At its annual meeting earlier this month, clubs agreed to trial an ‘anchoring’ plan, which would link spending to the revenues of the club that finishes at the bottom of the table.
Ratcliffe is not a fan, and feels there is too much regulation generally.
“What would anchoring do?” he said. “The last thing you want in the Premier League is for the top clubs not to be able to compete with the likes of Real Madrid, Barcelona, Bayern Munich, and PSG.
“We’ve got more accountants than we’ve got sporting people at Manchester United. If you’re not careful, the Premier League is going to finish up spending more time in court than it is thinking about what’s good for the league.”
Man Utd willing to look at defensive options
United are trying to balance what is accepted as a tight profit and sustainability situation with efforts to improve Ten Hag’s squad.
They have had a £35m bid for Everton defender Jarrad Branthwaite rejected – and although an improved offer is anticipated, United feel the £70m asking price for the 21-year-old is unrealistic.
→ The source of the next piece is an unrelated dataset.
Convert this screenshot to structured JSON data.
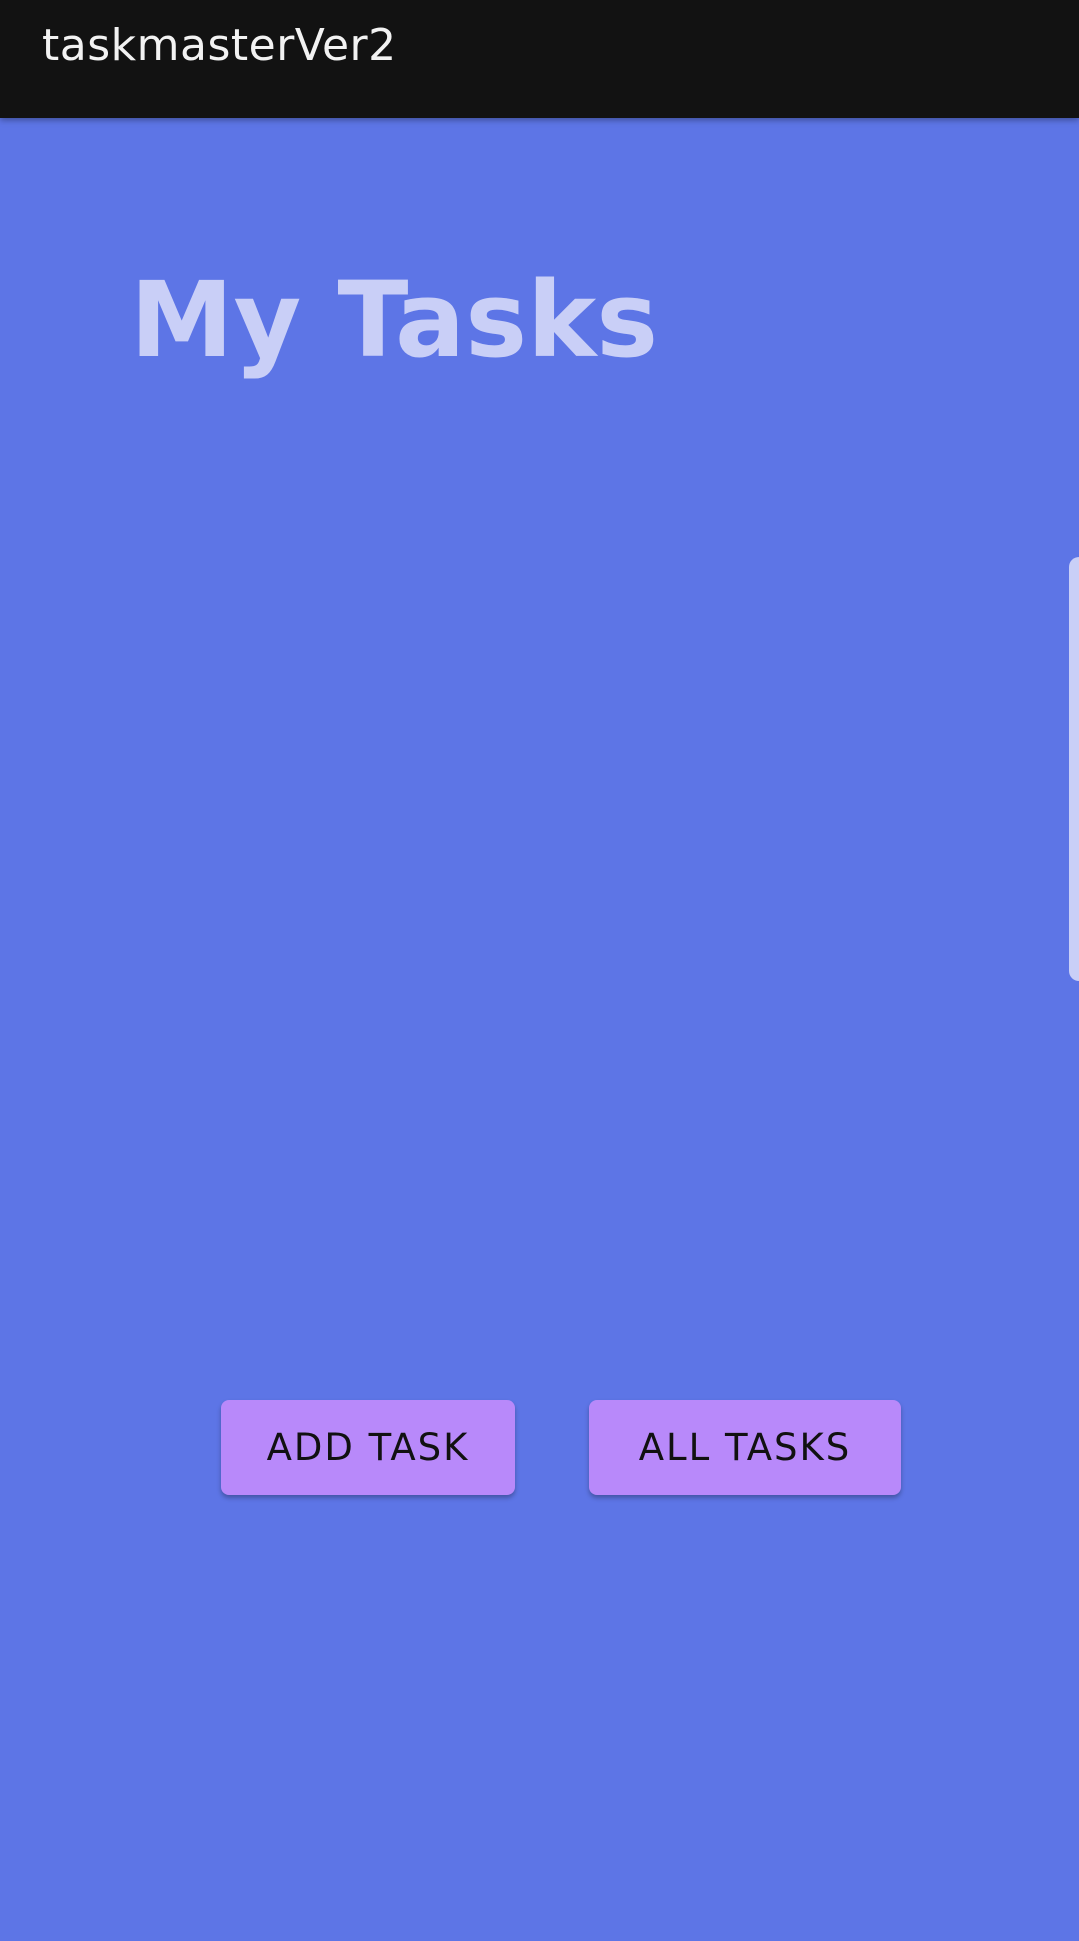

It is understood they are prepared to move on to other defensive options, which include Lille’s 18-year-old Leny Yoro, who is also attracting interest from Liverpool and Real Madrid.
It was understood Nice’s Jean-Claude Todibo was also on their list but, without naming the player, Ratcliffe says a deal with the French club, which he also owns, has been blocked.
“They [Uefa] have said we can sell him to another Premier League club, but we can’t sell to Manchester United,” he said.
United are also looking to strengthen their attack and are rivalling AC Milan for Bologna’s Netherlands international Joshua Zirkzee.
United believe they have enough room within their profit and sustainability submissions to make one signing before the 30 June reporting date if required, although they are in advanced talks with a number of clubs that could result in the exit of Mason Greenwood, who the club have resolved to sell.